Facing devastating onslaught, rebels in Syrian town fire back
DAMASCUS — In Syria, a five-hour truce ordered by Russia, the chief ally of the Assad regime, took effect Tuesday in the rebel-held town of Ghouta outside Damascus. But no supplies got into Ghouta, and no wounded were evacuated.
We walked along a street marked by shrapnel with Safran Hamdeh, who told us mortars hit a mosque, a school and his house. Just walking through the neighborhoods, you can see where mortars have fallen.
One neighborhood in Damascus is not far from Eastern Ghouta, where Syrian forces have been brutally bombing the rebels for the past 10 days. The rebels have fired back with mortars, their main weapon, and one tore into the second floor of Hamdeh’s house.
“They hit my home and made my wife and family afraid,” he said. “Those people are terrorists.”

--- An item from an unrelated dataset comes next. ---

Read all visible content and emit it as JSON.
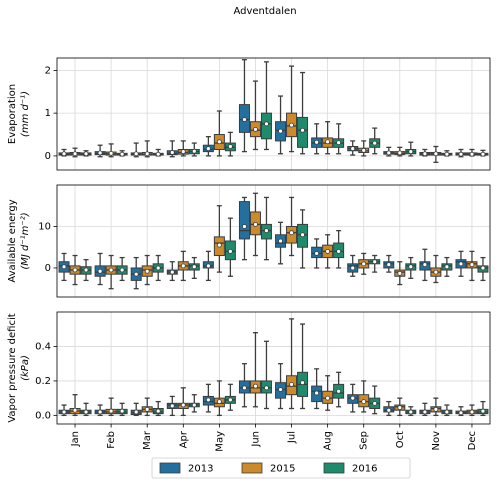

On Tuesday, there was a brief lull in the fighting, supposedly to let humanitarian aid into Eastern Ghouta. The hospital on the government side was quieter too. Medical Director Nihad Assaf introduced us to one patient who was injured in a mortar attack. The doctor translated for us, saying, “In one moment, they were a family — father and mother and son. Now their son is dead.”
Elias Khouli, his son, was just 4 years old. We told the doctor that we can see the emotion in his eyes when he’s translating.
“I think that this war is very bad for all the Syrian, not only for us,” Assaf said.
There is pain among the civilians caught on the government and the rebel side of this conflict. We can hear explosions in the distance picking up again, when they hit the airstrikes pound like thunder.